There's been an explosion of "looksmaxxing" apps that claim to grade your attractiveness using AI. I tried five of them on photos of myself and Margot Robbie to determine if they are consistent and accurate. The results were surprising. My thoughts 👇:
To start with how these products work - you upload 1-3 photos. All require a front-facing selfie, several also require a side selfie, and one requires a tilted selfie (comprehensive!). Most charge $3.99/scan and then give you results with detailed scores across categories.
Now, to evaluating the results. I tested consistency in 2 ways: 1) Do they give similar results to my makeup vs. no makeup photos? (judging face structure) Yes, same average for both ✅ 2) Do they agree with each other? Yes for me - there was a 0.9 gap between low and high, which feels in range? But no for Margot, who had a 2.3 gap 🫤
Accuracy is harder to measure. However, I'm confident there should be a much larger gap between me (8.3 avg) and Margot Robbie (8.5 avg). Do these products just give everyone a high score? No - I ran broader tests with a range of faces, and found they can differentiate (I saw some 4s 😬). But once you cross the "7" threshold, the results seem more random.
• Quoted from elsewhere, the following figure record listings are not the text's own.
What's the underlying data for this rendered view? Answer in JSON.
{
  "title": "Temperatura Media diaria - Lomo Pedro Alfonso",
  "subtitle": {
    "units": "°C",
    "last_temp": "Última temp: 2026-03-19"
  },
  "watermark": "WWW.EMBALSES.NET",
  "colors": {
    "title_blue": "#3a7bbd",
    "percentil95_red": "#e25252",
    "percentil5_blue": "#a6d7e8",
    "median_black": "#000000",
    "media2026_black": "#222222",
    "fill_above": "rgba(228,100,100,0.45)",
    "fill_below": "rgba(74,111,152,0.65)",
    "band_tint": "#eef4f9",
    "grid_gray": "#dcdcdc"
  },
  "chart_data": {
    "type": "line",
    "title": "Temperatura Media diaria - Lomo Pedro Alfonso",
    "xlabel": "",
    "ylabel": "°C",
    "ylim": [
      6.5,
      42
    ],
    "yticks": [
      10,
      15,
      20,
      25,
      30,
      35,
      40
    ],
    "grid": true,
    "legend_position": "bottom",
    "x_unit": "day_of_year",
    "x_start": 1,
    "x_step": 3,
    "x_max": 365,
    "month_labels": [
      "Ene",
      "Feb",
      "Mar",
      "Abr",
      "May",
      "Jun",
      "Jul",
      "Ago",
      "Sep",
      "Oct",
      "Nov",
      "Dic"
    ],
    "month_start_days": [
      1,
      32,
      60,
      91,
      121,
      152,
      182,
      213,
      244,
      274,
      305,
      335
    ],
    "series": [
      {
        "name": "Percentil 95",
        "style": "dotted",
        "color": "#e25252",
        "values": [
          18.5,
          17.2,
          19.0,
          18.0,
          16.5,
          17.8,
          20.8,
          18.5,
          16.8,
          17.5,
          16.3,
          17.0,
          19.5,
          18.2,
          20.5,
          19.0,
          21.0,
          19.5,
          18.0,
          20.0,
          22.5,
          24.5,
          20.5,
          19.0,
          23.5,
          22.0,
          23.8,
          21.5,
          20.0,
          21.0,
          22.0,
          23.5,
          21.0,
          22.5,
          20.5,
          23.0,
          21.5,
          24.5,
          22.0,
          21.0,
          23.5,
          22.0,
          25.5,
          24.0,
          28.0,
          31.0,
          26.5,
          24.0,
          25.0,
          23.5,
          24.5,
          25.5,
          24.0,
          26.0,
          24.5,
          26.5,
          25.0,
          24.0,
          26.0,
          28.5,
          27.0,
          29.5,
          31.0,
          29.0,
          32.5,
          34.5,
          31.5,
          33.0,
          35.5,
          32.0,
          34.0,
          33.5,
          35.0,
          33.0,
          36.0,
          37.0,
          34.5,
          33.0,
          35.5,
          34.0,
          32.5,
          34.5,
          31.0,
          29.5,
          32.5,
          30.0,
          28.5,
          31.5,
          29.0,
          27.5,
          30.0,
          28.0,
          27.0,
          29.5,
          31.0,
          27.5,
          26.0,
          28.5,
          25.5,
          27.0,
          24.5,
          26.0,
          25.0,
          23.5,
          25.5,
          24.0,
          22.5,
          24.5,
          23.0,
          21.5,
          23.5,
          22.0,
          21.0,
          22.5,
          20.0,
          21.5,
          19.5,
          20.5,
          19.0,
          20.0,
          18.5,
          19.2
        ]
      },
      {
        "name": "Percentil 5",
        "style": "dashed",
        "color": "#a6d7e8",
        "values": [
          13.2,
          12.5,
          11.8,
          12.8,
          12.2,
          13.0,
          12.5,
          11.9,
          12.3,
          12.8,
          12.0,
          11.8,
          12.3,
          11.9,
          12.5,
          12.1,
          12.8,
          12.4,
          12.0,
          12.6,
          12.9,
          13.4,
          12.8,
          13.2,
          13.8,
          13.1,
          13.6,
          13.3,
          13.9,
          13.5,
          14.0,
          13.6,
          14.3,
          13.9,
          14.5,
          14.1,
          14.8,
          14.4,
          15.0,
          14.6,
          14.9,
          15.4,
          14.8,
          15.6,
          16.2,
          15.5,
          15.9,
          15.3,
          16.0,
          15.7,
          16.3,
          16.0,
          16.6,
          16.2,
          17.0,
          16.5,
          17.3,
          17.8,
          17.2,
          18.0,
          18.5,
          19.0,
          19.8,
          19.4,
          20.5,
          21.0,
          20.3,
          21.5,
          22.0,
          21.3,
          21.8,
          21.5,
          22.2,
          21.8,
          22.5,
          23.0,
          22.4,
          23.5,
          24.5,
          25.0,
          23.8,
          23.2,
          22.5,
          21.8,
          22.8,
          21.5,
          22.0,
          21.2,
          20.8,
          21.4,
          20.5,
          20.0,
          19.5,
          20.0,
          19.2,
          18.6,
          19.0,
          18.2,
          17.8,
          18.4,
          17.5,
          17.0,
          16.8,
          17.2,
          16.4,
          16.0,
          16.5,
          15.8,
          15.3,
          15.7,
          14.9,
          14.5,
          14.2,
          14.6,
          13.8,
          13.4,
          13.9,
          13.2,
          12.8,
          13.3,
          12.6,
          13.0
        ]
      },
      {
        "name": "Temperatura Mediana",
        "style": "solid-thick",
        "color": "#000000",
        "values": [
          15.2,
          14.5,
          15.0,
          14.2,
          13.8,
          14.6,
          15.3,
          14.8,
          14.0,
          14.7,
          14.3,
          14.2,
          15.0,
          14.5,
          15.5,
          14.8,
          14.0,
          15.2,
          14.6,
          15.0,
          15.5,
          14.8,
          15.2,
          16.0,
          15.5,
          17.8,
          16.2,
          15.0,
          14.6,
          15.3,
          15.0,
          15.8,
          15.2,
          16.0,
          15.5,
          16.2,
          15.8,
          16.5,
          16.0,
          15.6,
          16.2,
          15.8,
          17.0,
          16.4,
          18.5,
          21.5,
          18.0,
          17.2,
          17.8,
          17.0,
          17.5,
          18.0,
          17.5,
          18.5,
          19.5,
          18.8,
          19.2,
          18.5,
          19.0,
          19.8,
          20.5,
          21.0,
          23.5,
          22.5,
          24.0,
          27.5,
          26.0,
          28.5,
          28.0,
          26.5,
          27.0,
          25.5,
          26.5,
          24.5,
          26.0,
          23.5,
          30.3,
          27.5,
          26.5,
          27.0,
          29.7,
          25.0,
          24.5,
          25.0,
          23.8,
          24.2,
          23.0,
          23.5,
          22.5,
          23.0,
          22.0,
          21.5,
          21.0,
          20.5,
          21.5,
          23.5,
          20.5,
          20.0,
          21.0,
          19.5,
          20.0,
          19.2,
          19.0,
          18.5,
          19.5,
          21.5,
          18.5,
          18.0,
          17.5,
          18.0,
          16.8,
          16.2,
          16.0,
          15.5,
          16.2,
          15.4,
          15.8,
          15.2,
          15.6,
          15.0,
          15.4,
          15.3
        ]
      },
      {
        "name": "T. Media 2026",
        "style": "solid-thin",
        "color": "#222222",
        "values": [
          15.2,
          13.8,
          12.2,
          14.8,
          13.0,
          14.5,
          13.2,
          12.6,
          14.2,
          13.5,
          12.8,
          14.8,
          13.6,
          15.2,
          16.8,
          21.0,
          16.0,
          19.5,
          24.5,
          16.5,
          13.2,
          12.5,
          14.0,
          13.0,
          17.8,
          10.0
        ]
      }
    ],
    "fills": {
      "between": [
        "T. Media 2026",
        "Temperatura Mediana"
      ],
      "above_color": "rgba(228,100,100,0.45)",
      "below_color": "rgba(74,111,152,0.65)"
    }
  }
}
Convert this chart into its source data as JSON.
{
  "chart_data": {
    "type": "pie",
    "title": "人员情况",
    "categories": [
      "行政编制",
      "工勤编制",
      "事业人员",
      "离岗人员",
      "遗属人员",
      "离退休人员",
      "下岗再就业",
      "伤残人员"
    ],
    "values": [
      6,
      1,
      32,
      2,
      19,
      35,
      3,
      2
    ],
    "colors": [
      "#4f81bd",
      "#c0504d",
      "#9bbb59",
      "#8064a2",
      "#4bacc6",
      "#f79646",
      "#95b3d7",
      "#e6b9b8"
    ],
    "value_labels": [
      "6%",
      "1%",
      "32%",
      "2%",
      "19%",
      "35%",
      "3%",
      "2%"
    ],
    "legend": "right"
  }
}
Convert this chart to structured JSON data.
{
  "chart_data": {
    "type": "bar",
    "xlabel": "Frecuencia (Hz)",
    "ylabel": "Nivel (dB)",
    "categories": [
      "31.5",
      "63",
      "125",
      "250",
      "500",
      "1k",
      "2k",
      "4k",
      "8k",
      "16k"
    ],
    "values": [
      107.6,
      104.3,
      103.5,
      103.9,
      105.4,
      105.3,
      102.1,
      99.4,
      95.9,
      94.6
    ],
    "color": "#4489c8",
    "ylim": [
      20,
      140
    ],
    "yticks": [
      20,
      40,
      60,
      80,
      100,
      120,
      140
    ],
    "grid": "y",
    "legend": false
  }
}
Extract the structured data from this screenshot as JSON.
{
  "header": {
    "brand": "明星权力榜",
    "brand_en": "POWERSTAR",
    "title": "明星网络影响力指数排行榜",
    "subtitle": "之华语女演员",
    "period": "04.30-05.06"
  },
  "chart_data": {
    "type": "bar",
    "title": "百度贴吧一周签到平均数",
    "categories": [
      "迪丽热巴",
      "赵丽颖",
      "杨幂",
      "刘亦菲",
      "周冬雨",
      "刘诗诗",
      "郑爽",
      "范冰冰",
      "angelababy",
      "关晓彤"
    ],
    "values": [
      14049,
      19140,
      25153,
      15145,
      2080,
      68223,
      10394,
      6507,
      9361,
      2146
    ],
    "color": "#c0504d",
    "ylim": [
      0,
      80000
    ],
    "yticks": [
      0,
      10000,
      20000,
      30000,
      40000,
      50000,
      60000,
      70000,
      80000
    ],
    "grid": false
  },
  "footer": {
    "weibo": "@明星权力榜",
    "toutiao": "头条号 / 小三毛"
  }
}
My conclusion: today, these apps are mostly entertainment. The 2024 version of a Buzzfeed quiz! However, I can see how an objective assessment of your looks + suggestions for improvement (example ⬇️) would be valuable. People pay $$ for trusted opinions on this kind of thing. The question now is whether it can be automated in an accurate way...
@venturetwins Ok this was very funny and also kind of weird. I have a theory that all white women exist in some “mid wifejack” range as it’s the default cultural construct so all variance from it is subjective to your own upbringing & cultural norms and preferences
@venturetwins Justine, are any of the ios aps that do this free?